- Author: Paula Pashby
I was doing some gardening the other day and saw a bumble bee buzzing around as if in a frenzy. I didn't think it was looking for nectar or pollen because it was buzzing near the ground in an area of our garden that does not have flowers.
My guess was that it was a bumblebee queen looking for a place to nest. So, in excitement, I pulled out a bumblebee nesting box that I was waiting for the right time to use and placed it in the area where she was hovering. This nesting box was built by UCCE Master Gardener-Solano, Tom Tucker, and was used as a display item for the many bee presentations that Tom has given in the area prior to the Covid-19 pandemic.
I did some research and confirmed that my guess was on the mark. According to the UC Davis Häagen-Dazs Honey Bee Haven, the bumblebee queen mates and overwinters by herself usually in a small ground nest. The bumblebee queen then emerges when the temperature is warm enough, usually over 55 degrees Fahrenheit. Once the queen emerges, she looks for a place to nest and lay eggs.
The nesting box I used is shown in the photos at the end of this article. It is weathertight and made from preservative-free lumber with inside dimensions of approximately 7” x 7” x 7”. A tube has been inserted through a hole for an entrance and exit point for the bees. The design is fun as it has a transparent plastic top with a wooden cover that can be pulled off to take a look at the bumblebees without disturbing them.

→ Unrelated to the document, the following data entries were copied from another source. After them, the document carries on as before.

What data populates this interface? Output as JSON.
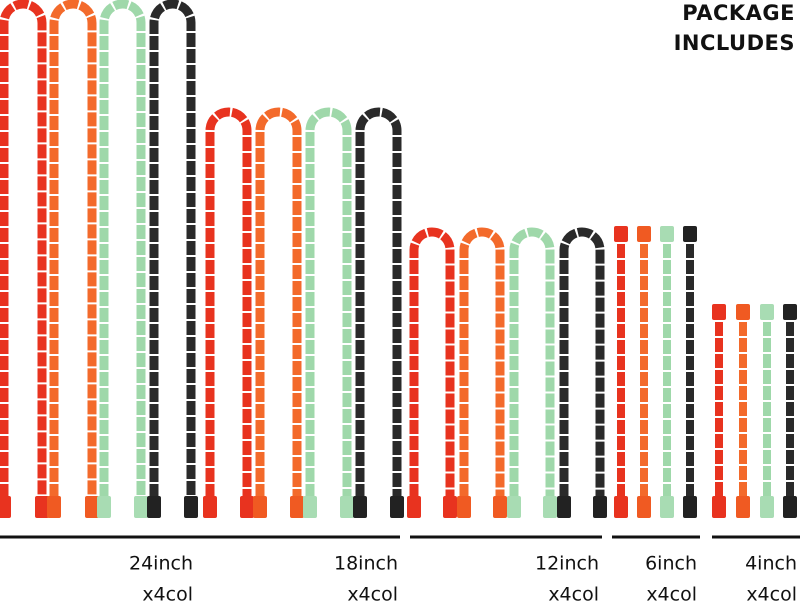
{
  "header": {
    "lines": [
      "PACKAGE",
      "INCLUDES"
    ]
  },
  "groups": [
    {
      "size": "24inch",
      "count": "x4col"
    },
    {
      "size": "18inch",
      "count": "x4col"
    },
    {
      "size": "12inch",
      "count": "x4col"
    },
    {
      "size": "6inch",
      "count": "x4col"
    },
    {
      "size": "4inch",
      "count": "x4col"
    }
  ]
}
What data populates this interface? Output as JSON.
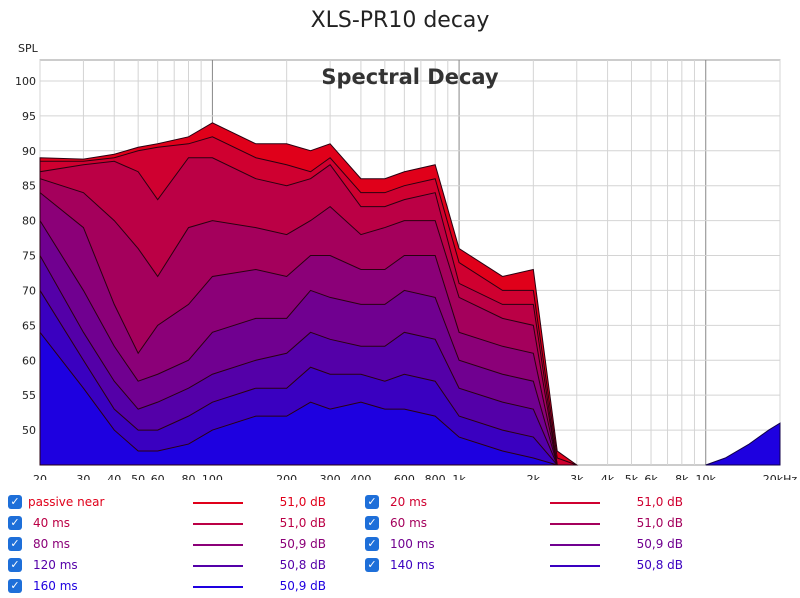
{
  "chart_data": {
    "type": "area",
    "title": "XLS-PR10 decay",
    "inner_title": "Spectral Decay",
    "ylabel": "SPL",
    "xlabel": "",
    "x_scale": "log",
    "xlim": [
      20,
      20000
    ],
    "ylim": [
      45,
      103
    ],
    "x_ticks": [
      20,
      30,
      40,
      50,
      60,
      80,
      100,
      200,
      300,
      400,
      600,
      800,
      1000,
      2000,
      3000,
      4000,
      5000,
      6000,
      8000,
      10000,
      20000
    ],
    "x_tick_labels": [
      "20",
      "30",
      "40",
      "50",
      "60",
      "80",
      "100",
      "200",
      "300",
      "400",
      "600",
      "800",
      "1k",
      "2k",
      "3k",
      "4k",
      "5k",
      "6k",
      "8k",
      "10k",
      "20kHz"
    ],
    "y_ticks": [
      50,
      55,
      60,
      65,
      70,
      75,
      80,
      85,
      90,
      95,
      100
    ],
    "y_tick_labels": [
      "50",
      "55",
      "60",
      "65",
      "70",
      "75",
      "80",
      "85",
      "90",
      "95",
      "100"
    ],
    "grid": true,
    "legend_position": "bottom",
    "series": [
      {
        "name": "passive near",
        "value_label": "51,0 dB",
        "color": "#e0001a",
        "x": [
          20,
          30,
          40,
          50,
          60,
          80,
          100,
          150,
          200,
          250,
          300,
          400,
          500,
          600,
          800,
          1000,
          1500,
          2000,
          2500,
          3000
        ],
        "y": [
          89,
          88.8,
          89.5,
          90.5,
          91,
          92,
          94,
          91,
          91,
          90,
          91,
          86,
          86,
          87,
          88,
          76,
          72,
          73,
          47,
          45
        ]
      },
      {
        "name": "20 ms",
        "value_label": "51,0 dB",
        "color": "#cf0030",
        "x": [
          20,
          30,
          40,
          50,
          60,
          80,
          100,
          150,
          200,
          250,
          300,
          400,
          500,
          600,
          800,
          1000,
          1500,
          2000,
          2500,
          3000
        ],
        "y": [
          88.5,
          88.5,
          89,
          90,
          90.5,
          91,
          92,
          89,
          88,
          87,
          89,
          84,
          84,
          85,
          86,
          74,
          70,
          70,
          46,
          45
        ]
      },
      {
        "name": "40 ms",
        "value_label": "51,0 dB",
        "color": "#bb0045",
        "x": [
          20,
          30,
          40,
          50,
          60,
          80,
          100,
          150,
          200,
          250,
          300,
          400,
          500,
          600,
          800,
          1000,
          1500,
          2000,
          2500,
          3000
        ],
        "y": [
          87,
          88,
          88.5,
          87,
          83,
          89,
          89,
          86,
          85,
          86,
          88,
          82,
          82,
          83,
          84,
          71,
          68,
          68,
          45,
          45
        ]
      },
      {
        "name": "60 ms",
        "value_label": "51,0 dB",
        "color": "#a4005c",
        "x": [
          20,
          30,
          40,
          50,
          60,
          80,
          100,
          150,
          200,
          250,
          300,
          400,
          500,
          600,
          800,
          1000,
          1500,
          2000,
          2500,
          3000
        ],
        "y": [
          86,
          84,
          80,
          76,
          72,
          79,
          80,
          79,
          78,
          80,
          82,
          78,
          79,
          80,
          80,
          69,
          66,
          65,
          45,
          45
        ]
      },
      {
        "name": "80 ms",
        "value_label": "50,9 dB",
        "color": "#8b0078",
        "x": [
          20,
          30,
          40,
          50,
          60,
          80,
          100,
          150,
          200,
          250,
          300,
          400,
          500,
          600,
          800,
          1000,
          1500,
          2000,
          2500,
          3000
        ],
        "y": [
          84,
          79,
          68,
          61,
          65,
          68,
          72,
          73,
          72,
          75,
          75,
          73,
          73,
          75,
          75,
          64,
          62,
          61,
          45,
          45
        ]
      },
      {
        "name": "100 ms",
        "value_label": "50,9 dB",
        "color": "#700090",
        "x": [
          20,
          30,
          40,
          50,
          60,
          80,
          100,
          150,
          200,
          250,
          300,
          400,
          500,
          600,
          800,
          1000,
          1500,
          2000,
          2500,
          3000
        ],
        "y": [
          80,
          70,
          62,
          57,
          58,
          60,
          64,
          66,
          66,
          70,
          69,
          68,
          68,
          70,
          69,
          60,
          58,
          57,
          45,
          45
        ]
      },
      {
        "name": "120 ms",
        "value_label": "50,8 dB",
        "color": "#5400a8",
        "x": [
          20,
          30,
          40,
          50,
          60,
          80,
          100,
          150,
          200,
          250,
          300,
          400,
          500,
          600,
          800,
          1000,
          1500,
          2000,
          2500,
          3000
        ],
        "y": [
          75,
          64,
          57,
          53,
          54,
          56,
          58,
          60,
          61,
          64,
          63,
          62,
          62,
          64,
          63,
          56,
          54,
          53,
          45,
          45
        ]
      },
      {
        "name": "140 ms",
        "value_label": "50,8 dB",
        "color": "#3a00c0",
        "x": [
          20,
          30,
          40,
          50,
          60,
          80,
          100,
          150,
          200,
          250,
          300,
          400,
          500,
          600,
          800,
          1000,
          1500,
          2000,
          2500,
          3000
        ],
        "y": [
          70,
          60,
          53,
          50,
          50,
          52,
          54,
          56,
          56,
          59,
          58,
          58,
          57,
          58,
          57,
          52,
          50,
          49,
          45,
          45
        ]
      },
      {
        "name": "160 ms",
        "value_label": "50,9 dB",
        "color": "#1e00e0",
        "x": [
          20,
          30,
          40,
          50,
          60,
          80,
          100,
          150,
          200,
          250,
          300,
          400,
          500,
          600,
          800,
          1000,
          1500,
          2000,
          2500,
          3000
        ],
        "y": [
          64,
          56,
          50,
          47,
          47,
          48,
          50,
          52,
          52,
          54,
          53,
          54,
          53,
          53,
          52,
          49,
          47,
          46,
          45,
          45
        ]
      }
    ],
    "tail": {
      "x": [
        10000,
        12000,
        15000,
        18000,
        20000
      ],
      "y": [
        45,
        46,
        48,
        50,
        51
      ]
    }
  },
  "legend": [
    {
      "label": "passive near",
      "value": "51,0 dB",
      "color": "#e0001a"
    },
    {
      "label": "20 ms",
      "value": "51,0 dB",
      "color": "#cf0030"
    },
    {
      "label": "40 ms",
      "value": "51,0 dB",
      "color": "#bb0045"
    },
    {
      "label": "60 ms",
      "value": "51,0 dB",
      "color": "#a4005c"
    },
    {
      "label": "80 ms",
      "value": "50,9 dB",
      "color": "#8b0078"
    },
    {
      "label": "100 ms",
      "value": "50,9 dB",
      "color": "#700090"
    },
    {
      "label": "120 ms",
      "value": "50,8 dB",
      "color": "#5400a8"
    },
    {
      "label": "140 ms",
      "value": "50,8 dB",
      "color": "#3a00c0"
    },
    {
      "label": "160 ms",
      "value": "50,9 dB",
      "color": "#1e00e0"
    }
  ]
}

The box is filled with pieces of string or soft bedding material like nonsynthetic upholsterer's cotton. I placed it in partial shade on top of an old tree stump for a charming addition to the garden. This type of nesting box can also be buried with the tube reaching above ground for entry.
To encourage the bumblebees into the garden, I grow flowers that they are attracted to, such as poppies, sweet peas, bluebells, wild lilac, and plenty of different varieties of salvia.
Many bee nesting boxes are available online and in stores. If you would like to build your own bee nesting box, the Xerces Society for Invertebrate Conservation has an easy step-by-step fact sheet called ‘Nests for Native Bees' found at https://www.xerces.org/publications/fact-sheets/nests-for-native-bees. The fact sheet also has information on different types of nesting boxes for our many other native bees.
I am looking forward to seeing happy bumblebees taking up residency in my bumblebee nesting box and hopefully, I will have good photos to share on this blog topic.